Entendemos, no entanto, que o esclarecimento pretendido não foi suficientemente claro, posto que as divergências continuam, quer nos tribunais de condenação e nos Tribunais de Execução de Penas, quer nos Tribunais da Relação.

Vejamos o que ficou consignado no ponto 15 da Exposição de Motivos da referida Proposta de Lei n.º 252/X:

“15. No plano processual e no que se refere à delimitação de competências entre o tribunal que aplicou a medida de efectiva privação da liberdade e o Tribunal de Execução das Penas, a presente proposta de lei atribui exclusivamente ao Tribunal de Execução das Penas a competência para acompanhar e fiscalizar a execução de medidas privativas da liberdade, após o trânsito em julgado da sentença que as aplicou. Consequentemente, a intervenção do tribunal da condenação cessa com o trânsito em julgado da sentença que decretou o ingresso do agente do crime num estabelecimento prisional, a fim de cumprir medida privativa da liberdade. Este um critério simples, inequívoco e operativo de delimitação de competências, que põe termo ao panorama, actualmente existente, de incerteza quanto à repartição de funções entre os dois tribunais e, até, de sobreposição prática das mesmas. Incerteza e sobreposição que em nada favorecem a eficácia do sistema. ”
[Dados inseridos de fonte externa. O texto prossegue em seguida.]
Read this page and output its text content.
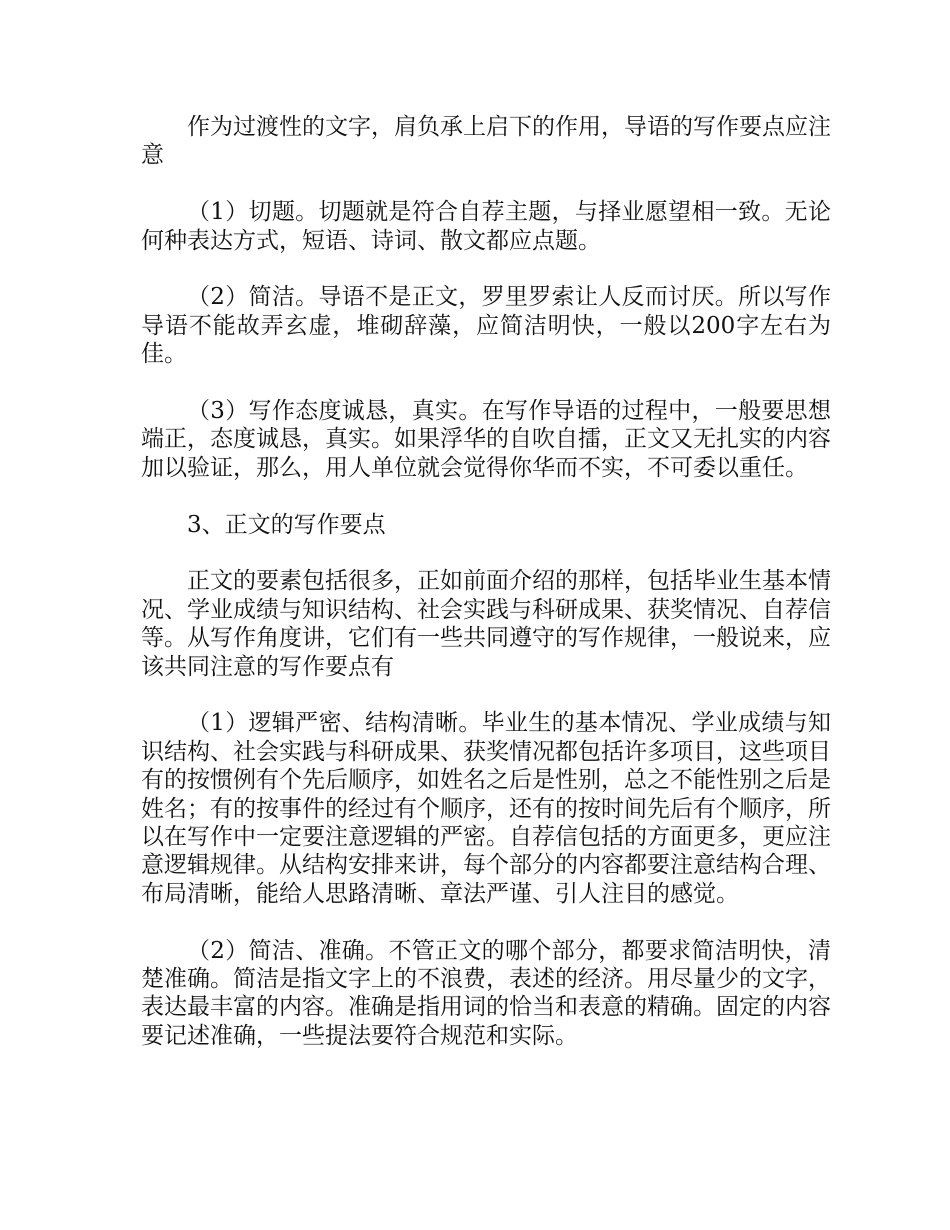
作为过渡性的文字，肩负承上启下的作用，导语的写作要点应注意

（1）切题。切题就是符合自荐主题，与择业愿望相一致。无论何种表达方式，短语、诗词、散文都应点题。

（2）简洁。导语不是正文，罗里罗索让人反而讨厌。所以写作导语不能故弄玄虚，堆砌辞藻，应简洁明快，一般以200字左右为佳。

（3）写作态度诚恳，真实。在写作导语的过程中，一般要思想端正，态度诚恳，真实。如果浮华的自吹自擂，正文又无扎实的内容加以验证，那么，用人单位就会觉得你华而不实，不可委以重任。

3、正文的写作要点

正文的要素包括很多，正如前面介绍的那样，包括毕业生基本情况、学业成绩与知识结构、社会实践与科研成果、获奖情况、自荐信等。从写作角度讲，它们有一些共同遵守的写作规律，一般说来，应该共同注意的写作要点有

（1）逻辑严密、结构清晰。毕业生的基本情况、学业成绩与知识结构、社会实践与科研成果、获奖情况都包括许多项目，这些项目有的按惯例有个先后顺序，如姓名之后是性别，总之不能性别之后是姓名；有的按事件的经过有个顺序，还有的按时间先后有个顺序，所以在写作中一定要注意逻辑的严密。自荐信包括的方面更多，更应注意逻辑规律。从结构安排来讲，每个部分的内容都要注意结构合理、布局清晰，能给人思路清晰、章法严谨、引人注目的感觉。

（2）简洁、准确。不管正文的哪个部分，都要求简洁明快，清楚准确。简洁是指文字上的不浪费，表述的经济。用尽量少的文字，表达最丰富的内容。准确是指用词的恰当和表意的精确。固定的内容要记述准确，一些提法要符合规范和实际。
Afigura-se-nos que o segmento “ambíguo” é o que refere que “Consequentemente, a intervenção do tribunal da condenação cessa com o trânsito em julgado da sentença que decretou o ingresso do agente do crime num estabelecimento prisional, a fim de cumprir medida privativa da liberdade.” pois, daqui parece resultar que os actos subsequentes ao trânsito em julgado da sentença são da competência do TEP.

Todavia, há um intervalo entre o trânsito em julgado da sentença e o início da execução da pena de prisão.

Determinando o artigo 138º do CEPMPL que compete ao tribunal de execução das penas acompanhar e fiscalizar a respectiva execução, tal só poderá significar que a competência do TEP se verifica após o início do cumprimento da prisão (a partir do momento em que o condenado entra no EP) - cfr. Ac. RP de 7-5-2014, proc. 119/01.0TAVLC-A.P1 in www.dgsi.pt.

Sustenta o recorrente que o despacho recorrido viola o disposto nos artigos 467º, nº 1, 470º, nº 1, 477º, nºs. 2 e 4, todos do CPP e o disposto no artigo 138º, nº 2, do CEPMPL.

Estabelecem tais normas:

Artigo 467.º  “Decisões com força executiva”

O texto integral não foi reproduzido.